Bankruptcy Information Sheet
(© Office of the United States Trustee, Revised 08/11)
Did you know that Bankruptcy Law is a Federal Law? Or that the concept has been around since Biblical times from the Book of Deuteronomy?
Our office is here to help you step by step through ALL chapters of bankruptcy available to both individuals and businesses. These chapters are:
- Chapter 7
- Chapter 9
- Chapter 11 (including the new Subchapter V for Small Businesses)
- Chapter 12
- Chapter 13
After discussing your financial situation with your attorney, as a team, you will be able to choose which chapter is the best option for you. Here is a brief description of each Chapter.
Chapter 7: Either individuals or businesses can file this chapter. It can complete wipe away your personal obligations for the debts that can be discharged. This chapter is sometimes called the “Clean Slate” chapter.
Chapter 9: This is not a common chapter as it is ONLY for governmental agencies which can be city or county municipalities. Currently, we are the only firm in southern Idaho who has successfully completed one of these cases.
Chapter 11: This chapter can be used by either an individual or business. This is what most people know as the “reorganization” bankruptcy such as filed by General Motors, several airlines, real estate development firms, and even individuals engaged in operating a business. You often must continue to provide a source of income throughout the duration of this bankruptcy, but can strategically sell off some assets to reduce and help restructure debts. This chapter you make a “plan” to inform creditors how you desire to make payments on the debts owed to them. This is either approved or denied by the creditors and Court.
Chapter 11 subsection V:
Chapter 12: This chapter is used for family farmers or family fisherman. Like a Chapter 11, it is a reorganization of the debt over a period of time but only those who have been farming or fishing over the previous 2 years prior to filing a bankruptcy. This chapter also includes filing a “plan” to let creditors know how you desire to pay back the debts owed.
Chapter 13: Is used ONLY for individuals. This is a payback plan based on your monthly household income and expenses. There will also an evaluation made as to how much will need to be paid into the “plan” based on your debt being paid during the term of your plan payments.
What Is a Bankruptcy Discharge and How Does It Operate?
One of the reasons people file bankruptcy is to get a “discharge.” A discharge is a court order which states that you do not have to pay most of your debts. Some debts cannot be discharged. For example, you cannot discharge debts for–
- most taxes;
- child support;
- most student loans;
- court fines and criminal restitution; and
- personal injury caused by driving drunk or under the influence of drugs.

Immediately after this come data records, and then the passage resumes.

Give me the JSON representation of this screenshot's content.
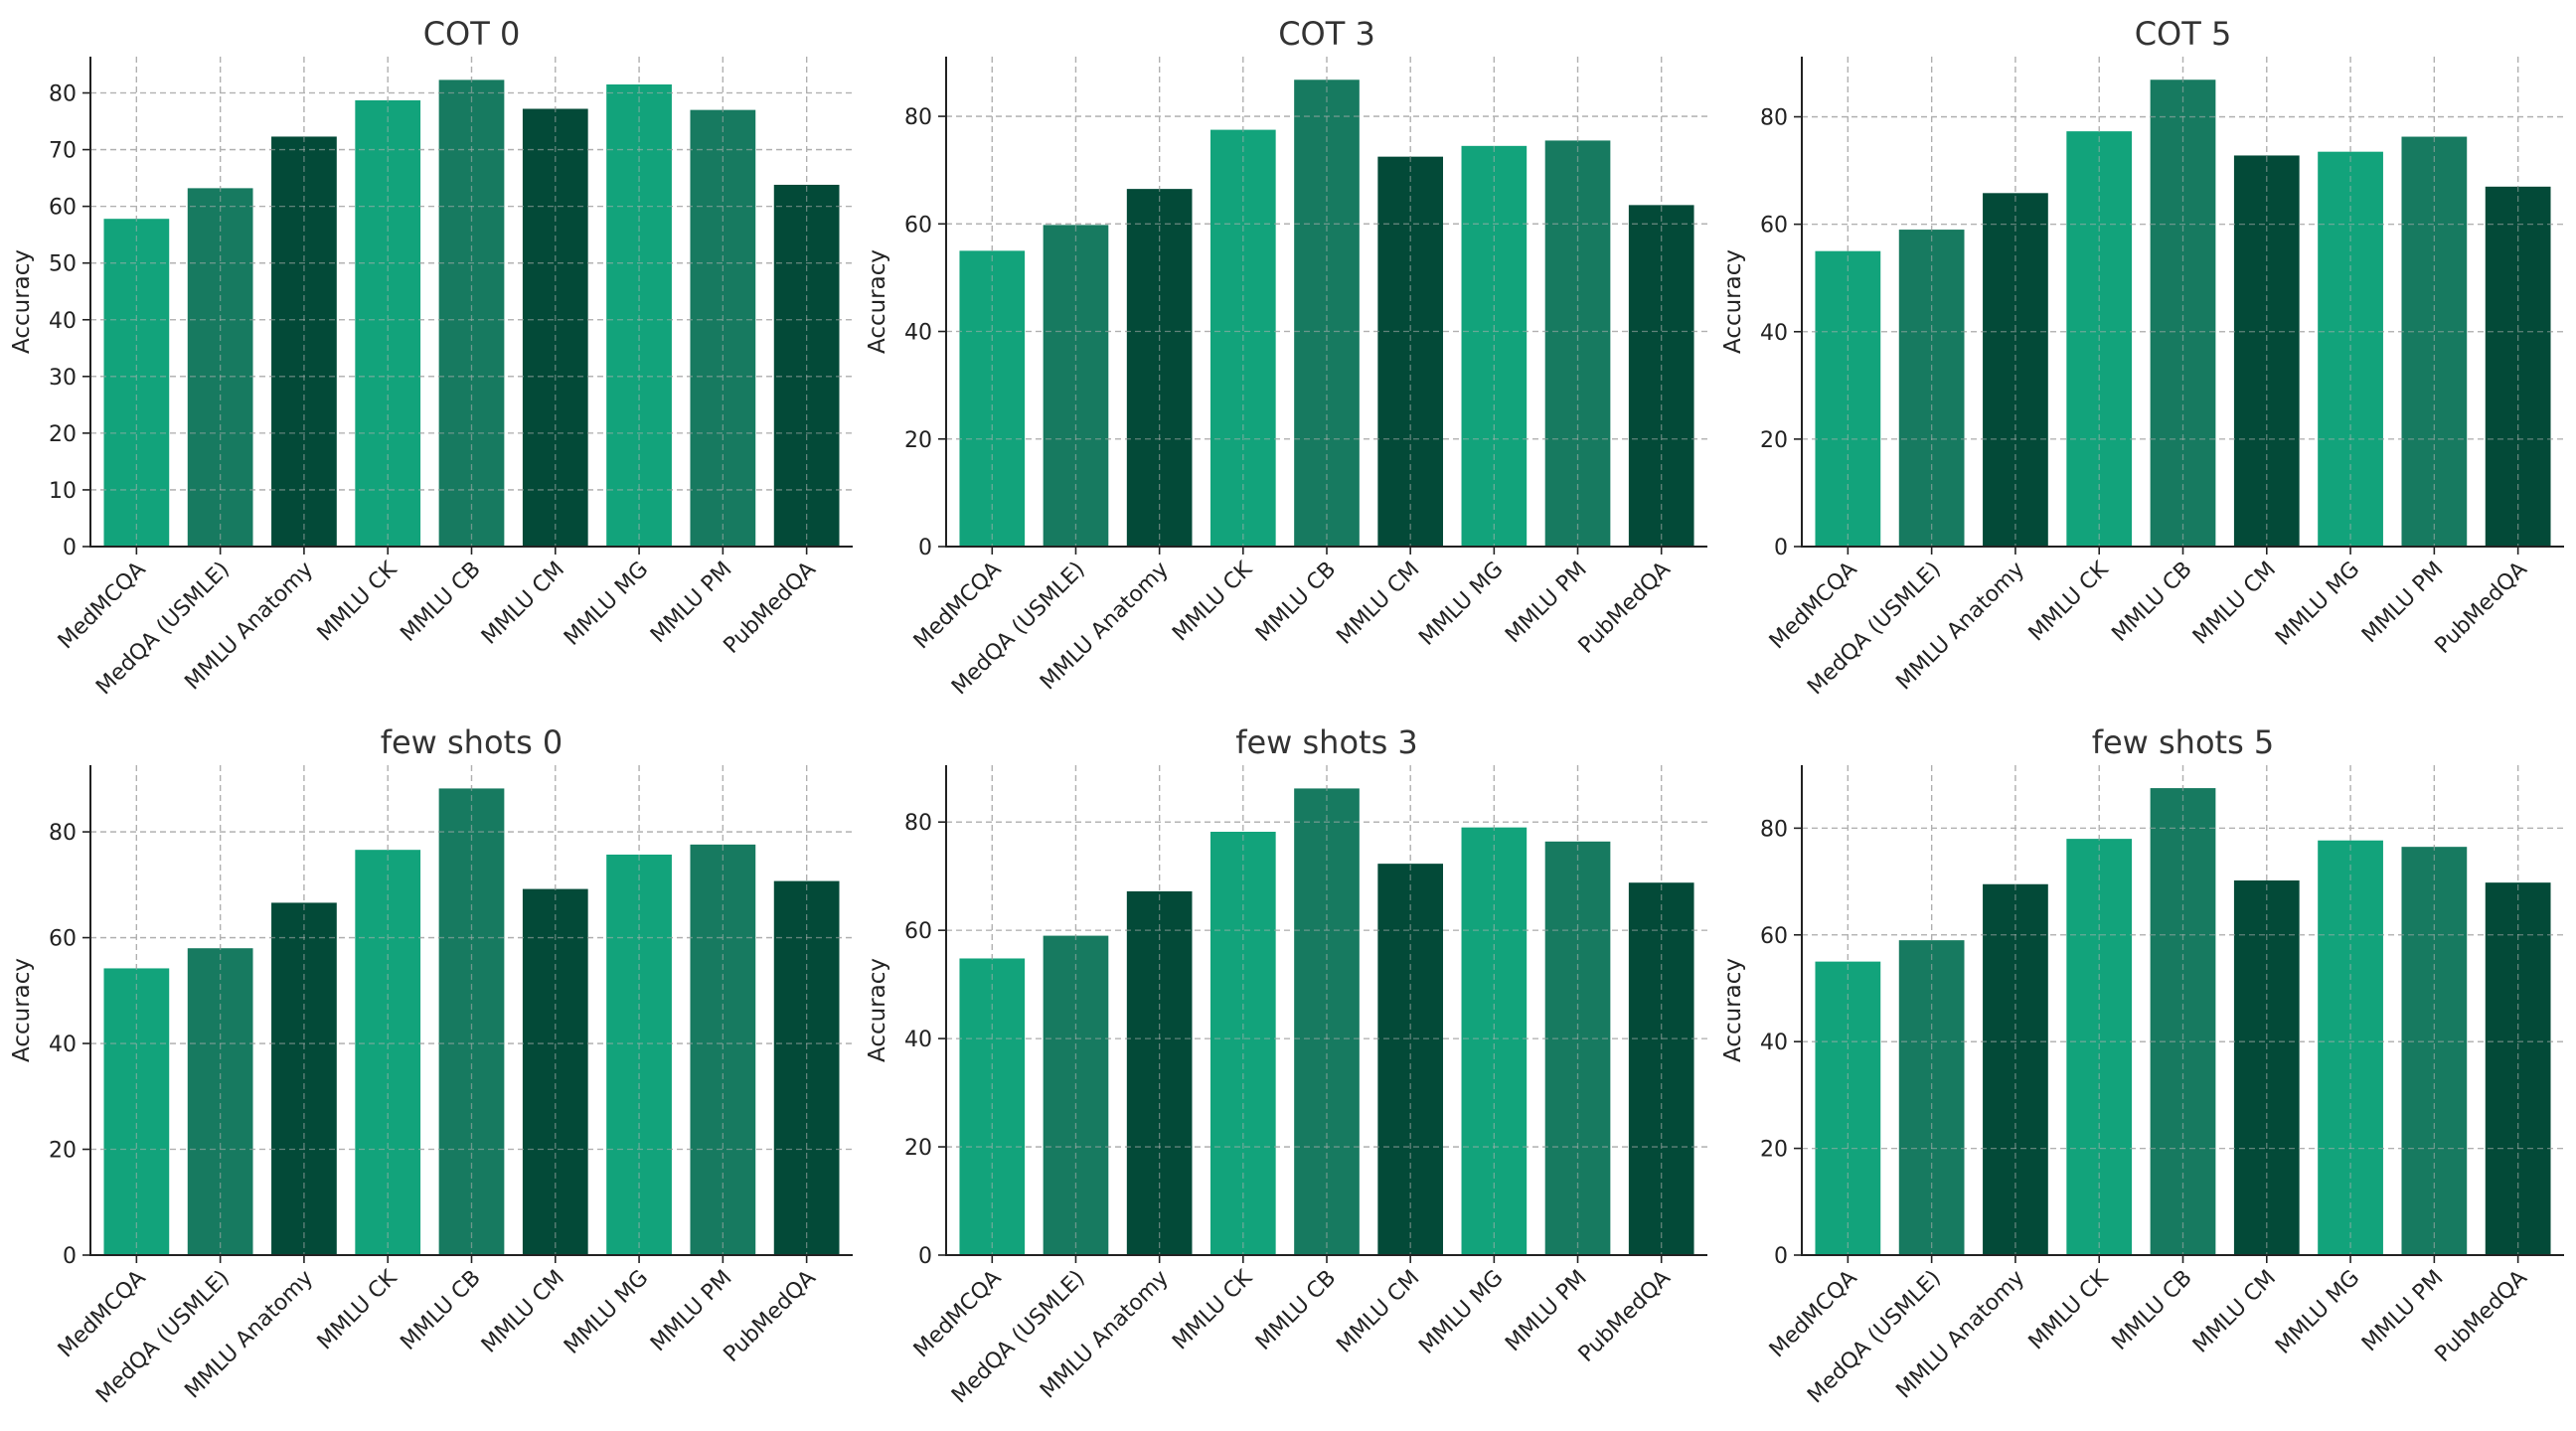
{
  "colors": {
    "light": "#12a37b",
    "mid": "#177a60",
    "dark": "#034a38"
  },
  "bar_color_cycle": [
    "light",
    "mid",
    "dark"
  ],
  "chart_data": [
    {
      "type": "bar",
      "title": "COT 0",
      "ylabel": "Accuracy",
      "xlabel": "",
      "categories": [
        "MedMCQA",
        "MedQA (USMLE)",
        "MMLU Anatomy",
        "MMLU CK",
        "MMLU CB",
        "MMLU CM",
        "MMLU MG",
        "MMLU PM",
        "PubMedQA"
      ],
      "values": [
        57.8,
        63.2,
        72.3,
        78.7,
        82.3,
        77.2,
        81.5,
        77.0,
        63.8
      ],
      "ylim": [
        0,
        86.4
      ],
      "yticks": [
        0,
        10,
        20,
        30,
        40,
        50,
        60,
        70,
        80
      ],
      "grid": true
    },
    {
      "type": "bar",
      "title": "COT 3",
      "ylabel": "Accuracy",
      "xlabel": "",
      "categories": [
        "MedMCQA",
        "MedQA (USMLE)",
        "MMLU Anatomy",
        "MMLU CK",
        "MMLU CB",
        "MMLU CM",
        "MMLU MG",
        "MMLU PM",
        "PubMedQA"
      ],
      "values": [
        55.0,
        59.8,
        66.5,
        77.5,
        86.8,
        72.5,
        74.5,
        75.5,
        63.5
      ],
      "ylim": [
        0,
        91.1
      ],
      "yticks": [
        0,
        20,
        40,
        60,
        80
      ],
      "grid": true
    },
    {
      "type": "bar",
      "title": "COT 5",
      "ylabel": "Accuracy",
      "xlabel": "",
      "categories": [
        "MedMCQA",
        "MedQA (USMLE)",
        "MMLU Anatomy",
        "MMLU CK",
        "MMLU CB",
        "MMLU CM",
        "MMLU MG",
        "MMLU PM",
        "PubMedQA"
      ],
      "values": [
        55.0,
        59.0,
        65.8,
        77.3,
        86.9,
        72.8,
        73.5,
        76.3,
        67.0
      ],
      "ylim": [
        0,
        91.2
      ],
      "yticks": [
        0,
        20,
        40,
        60,
        80
      ],
      "grid": true
    },
    {
      "type": "bar",
      "title": "few shots 0",
      "ylabel": "Accuracy",
      "xlabel": "",
      "categories": [
        "MedMCQA",
        "MedQA (USMLE)",
        "MMLU Anatomy",
        "MMLU CK",
        "MMLU CB",
        "MMLU CM",
        "MMLU MG",
        "MMLU PM",
        "PubMedQA"
      ],
      "values": [
        54.2,
        58.0,
        66.6,
        76.6,
        88.2,
        69.2,
        75.7,
        77.6,
        70.7
      ],
      "ylim": [
        0,
        92.6
      ],
      "yticks": [
        0,
        20,
        40,
        60,
        80
      ],
      "grid": true
    },
    {
      "type": "bar",
      "title": "few shots 3",
      "ylabel": "Accuracy",
      "xlabel": "",
      "categories": [
        "MedMCQA",
        "MedQA (USMLE)",
        "MMLU Anatomy",
        "MMLU CK",
        "MMLU CB",
        "MMLU CM",
        "MMLU MG",
        "MMLU PM",
        "PubMedQA"
      ],
      "values": [
        54.8,
        59.0,
        67.2,
        78.2,
        86.2,
        72.3,
        79.0,
        76.4,
        68.8
      ],
      "ylim": [
        0,
        90.5
      ],
      "yticks": [
        0,
        20,
        40,
        60,
        80
      ],
      "grid": true
    },
    {
      "type": "bar",
      "title": "few shots 5",
      "ylabel": "Accuracy",
      "xlabel": "",
      "categories": [
        "MedMCQA",
        "MedQA (USMLE)",
        "MMLU Anatomy",
        "MMLU CK",
        "MMLU CB",
        "MMLU CM",
        "MMLU MG",
        "MMLU PM",
        "PubMedQA"
      ],
      "values": [
        55.0,
        59.0,
        69.5,
        78.0,
        87.5,
        70.2,
        77.7,
        76.5,
        69.8
      ],
      "ylim": [
        0,
        91.8
      ],
      "yticks": [
        0,
        20,
        40,
        60,
        80
      ],
      "grid": true
    }
  ]
}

The discharge only applies to debts that arose before the date you filed. Also, if the judge finds that you received money or property by fraud, that debt may not be discharged.
It is important to list all your property and debts in your bankruptcy schedules. If you do not list a debt, for example, it is possible the debt will not be discharged. The judge can also deny your discharge if you do something dishonest in connection with your bankruptcy case, such as destroy or hide property, falsify records, or lie, or if you disobey a court order.
You can only receive a chapter 7 discharge once every eight years. Other rules may apply if you previously received a discharge in a chapter 13 case. No one can make you pay a debt that has been discharged, but you can voluntarily pay any debt you wish to pay. You do not have to sign a reaffirmation agreement (see below) or any other kind of document to do this.
Some creditors hold a secured claim (for example, the bank that holds the mortgage on your house or the loan company that has a lien on your car). You do not have to pay a secured claim if the debt is discharged, but the creditor can still take the property.
What Is a Reaffirmation Agreement?
Even if a debt can be discharged, you may have special reasons why you want to promise to pay it. For example, you may want to work out a plan with the bank to keep your car. To promise to pay that debt, you must sign and file a reaffirmation agreement with the court. Reaffirmation agreements are under special rules and are voluntary. They are not required by bankruptcy law or by any other law. Reaffirmation agreements–
- must be voluntary;
- must not place too heavy a burden on you or your family;
- must be in your best interest; and
- can be canceled anytime before the court issues your discharge or within 60 days after the agreement is filed with the court, whichever gives you the most time.
If you are an individual and you are not represented by an attorney, the court must hold a hearing to decide whether to approve the reaffirmation agreement. The agreement will not be legally binding until the court approves it.
If you reaffirm a debt and then fail to pay it, you owe the debt the same as though there was no bankruptcy. The debt will not be discharged and the creditor can take action to recover any property on which it has a lien or mortgage. The creditor can also take legal action to recover a judgment against you.
IF YOU WANT MORE INFORMATION OR HAVE ANY QUESTIONS ABOUT HOW THE BANKRUPTCY LAWS AFFECT YOU, YOU MAY NEED LEGAL ADVICE. THE TRUSTEE IN YOUR CASE IS NOT RESPONSIBLE FOR GIVING YOU LEGAL ADVICE.